Девушка лежала на земле; стиснув зубы, хрипела; бородачи стояли кругом.
-- Жеребий кидать, -- сказал Мотька с серьгой и загоготал; серьга запрыгала. -- Кому перво-наперво.
-- Пятнадцать душ... -- раздумчиво проговорил тот, кто первый повозку увидал. Патлатый, густо волосами поросший. -- Выдержит? -- И носом шмыгнул.
-- Сорок и то! -- рванулся Мотька и шапку с себя снял. -- Хлопцы... Кто шапку закинет... дальче -- тому девка для почина. Моя шапка -- моя девка. -- И кинул.
Полетела вторая, за ней третья, пятая шапка...
Ушастый тряхнул головой и привстал: вытянул шею, следя, куда шапки ложатся, брови сдвинулись -- внимательно следил.
-- А я? -- близко звякнул молодой голос -- и оборвался.
Расталкивая передних, влетел в круг паренек голубоглазый, а уж глаза не голубели -- темными были: темнее рощи, темнее фуражки его.
И -- только Ушастый заметил -- побелели губы, да завиток мокрый прилип ко лбу.
-- Кидай! -- гаркнул Мотька.
И боком, вкось брошенным кружком, засвистев, полетела фуражка.
Теснясь, отходили бородачи; на руки взяв девушку, голубоглазый шел к рощице, шел и сгибался: тяжела ноша.
-- Не волынь! -- кричал Мотька вдогонку и следом шел. -- Мой нумер, моя очередь... Го!
Очередные переминались с ноги на ногу.

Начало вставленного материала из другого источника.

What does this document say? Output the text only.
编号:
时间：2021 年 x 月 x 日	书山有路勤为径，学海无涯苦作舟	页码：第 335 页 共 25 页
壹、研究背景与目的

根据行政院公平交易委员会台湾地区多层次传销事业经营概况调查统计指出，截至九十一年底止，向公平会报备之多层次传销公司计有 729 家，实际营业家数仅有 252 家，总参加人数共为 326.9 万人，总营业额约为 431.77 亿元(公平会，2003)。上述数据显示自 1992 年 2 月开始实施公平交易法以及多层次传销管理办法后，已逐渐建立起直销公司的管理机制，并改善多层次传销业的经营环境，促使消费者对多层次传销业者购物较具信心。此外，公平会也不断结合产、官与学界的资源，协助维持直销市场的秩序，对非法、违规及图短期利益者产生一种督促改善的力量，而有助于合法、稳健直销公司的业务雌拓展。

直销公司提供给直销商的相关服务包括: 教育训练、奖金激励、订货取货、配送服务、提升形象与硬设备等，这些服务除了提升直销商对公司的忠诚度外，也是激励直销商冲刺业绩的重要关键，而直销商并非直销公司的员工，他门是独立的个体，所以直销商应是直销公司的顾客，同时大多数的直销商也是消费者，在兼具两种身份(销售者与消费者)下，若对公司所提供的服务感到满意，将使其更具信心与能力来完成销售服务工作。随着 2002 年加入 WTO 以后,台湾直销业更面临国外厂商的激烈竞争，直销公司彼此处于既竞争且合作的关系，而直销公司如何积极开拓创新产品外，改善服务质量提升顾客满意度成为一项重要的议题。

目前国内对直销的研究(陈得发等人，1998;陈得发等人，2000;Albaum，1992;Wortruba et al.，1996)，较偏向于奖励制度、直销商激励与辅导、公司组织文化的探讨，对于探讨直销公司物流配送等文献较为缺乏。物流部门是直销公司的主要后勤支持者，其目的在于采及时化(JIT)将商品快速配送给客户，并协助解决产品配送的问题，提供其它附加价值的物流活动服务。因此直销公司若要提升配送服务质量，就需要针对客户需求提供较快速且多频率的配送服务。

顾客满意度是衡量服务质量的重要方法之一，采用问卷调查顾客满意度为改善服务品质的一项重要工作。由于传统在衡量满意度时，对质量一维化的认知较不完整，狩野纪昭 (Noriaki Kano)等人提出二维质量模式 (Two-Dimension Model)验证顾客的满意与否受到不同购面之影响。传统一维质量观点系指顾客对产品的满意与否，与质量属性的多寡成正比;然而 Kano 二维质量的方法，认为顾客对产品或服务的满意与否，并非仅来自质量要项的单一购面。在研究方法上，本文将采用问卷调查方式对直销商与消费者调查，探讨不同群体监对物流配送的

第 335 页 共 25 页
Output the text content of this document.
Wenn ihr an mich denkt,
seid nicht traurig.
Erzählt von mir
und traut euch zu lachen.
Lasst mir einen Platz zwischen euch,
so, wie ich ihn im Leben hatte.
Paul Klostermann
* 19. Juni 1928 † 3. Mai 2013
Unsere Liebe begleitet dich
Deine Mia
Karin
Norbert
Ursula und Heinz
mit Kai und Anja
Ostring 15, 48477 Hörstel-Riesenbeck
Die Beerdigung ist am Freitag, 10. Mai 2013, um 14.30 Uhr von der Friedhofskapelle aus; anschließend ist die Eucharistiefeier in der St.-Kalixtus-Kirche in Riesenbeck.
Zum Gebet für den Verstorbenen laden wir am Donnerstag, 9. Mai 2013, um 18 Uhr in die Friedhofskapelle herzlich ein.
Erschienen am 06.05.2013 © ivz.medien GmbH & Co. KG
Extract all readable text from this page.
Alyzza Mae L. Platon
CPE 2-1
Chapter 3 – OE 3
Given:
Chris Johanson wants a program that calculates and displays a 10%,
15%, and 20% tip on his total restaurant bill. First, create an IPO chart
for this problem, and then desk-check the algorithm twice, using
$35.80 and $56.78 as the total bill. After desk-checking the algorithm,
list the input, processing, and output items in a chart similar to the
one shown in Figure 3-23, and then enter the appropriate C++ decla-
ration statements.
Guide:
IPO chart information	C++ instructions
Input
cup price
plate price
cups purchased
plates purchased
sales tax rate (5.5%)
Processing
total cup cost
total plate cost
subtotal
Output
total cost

Ушастый снова лег -- грело солнце, хорошо то спину подставить, то грудь -- и Ушастый первый же вскочил, первый стал коня ловить, когда вдруг завопил Мотька, из рощи выбегая:
-- Утекает!.. Утекает!.. Братцы! Братцы!..
И наперерез справа кинулся Ушастый -- рощу огибая, мчался по степи, на коне чужом, голубоглазый, золотой паренек, и по ветру трепалась синяя юбка, поперек коня.
-- Ге-ей... Сто-о-ой!..
Конь уходил... Слева, дугу описывая, неслись Мотька и Патлатый.
Мотька вскинул винтовку...
Когда уж седлали коней, чтоб привал покинуть, и уж с паренька были сняты сапоги и гимнастерка, и Мотька сапоги примерял, а девушка на валежнике не дышала под синей юбкой, накинутой на лицо, последним, пятнадцатым, подошел к Алексею Патлатый и сказал угрюмо, точно из лесной чащобы медведь дохнул:
-- Девка.
-- Ну...
-- Что "ну"? Паренек-то -- девка. Гимнастерку потянули, а глядь... -- И повел к убитому.
Подвернув ногу, лежал паренек, покрытый шинелью до подбородка, кудрилась каштановая прядь -- золотой паренек, на траве отдыхает, вот-вот полуоткрытые губы запоют тонко и приятно:
Соловьем залетным...
Ох, знакомая песня, знакомая!..
Патлатый нагнулся, поднял шинель -- и под нею увидел Ушастый край рубашки тонкой, с прошивкой, и грудь -- маленькую, упругую, девичью, мертвую.
Долго стоял Ушастый, а лицо, -- как перчатка замшевая -- все серым затянуло. И за пазухой книжка серая -- и внесла в нее попозже тугожильная рука, но почерком мелким, бисерным:
"Батистовая рубашка... Голову отдаю, что не краденая, своя, а грудь -- как у моей статуэтки Бурделя, которую я когда-то проиграл барону Остену. Что еще попадется мне на моем страшном пути? Удивительная все-таки моя страна, Русь проклятая".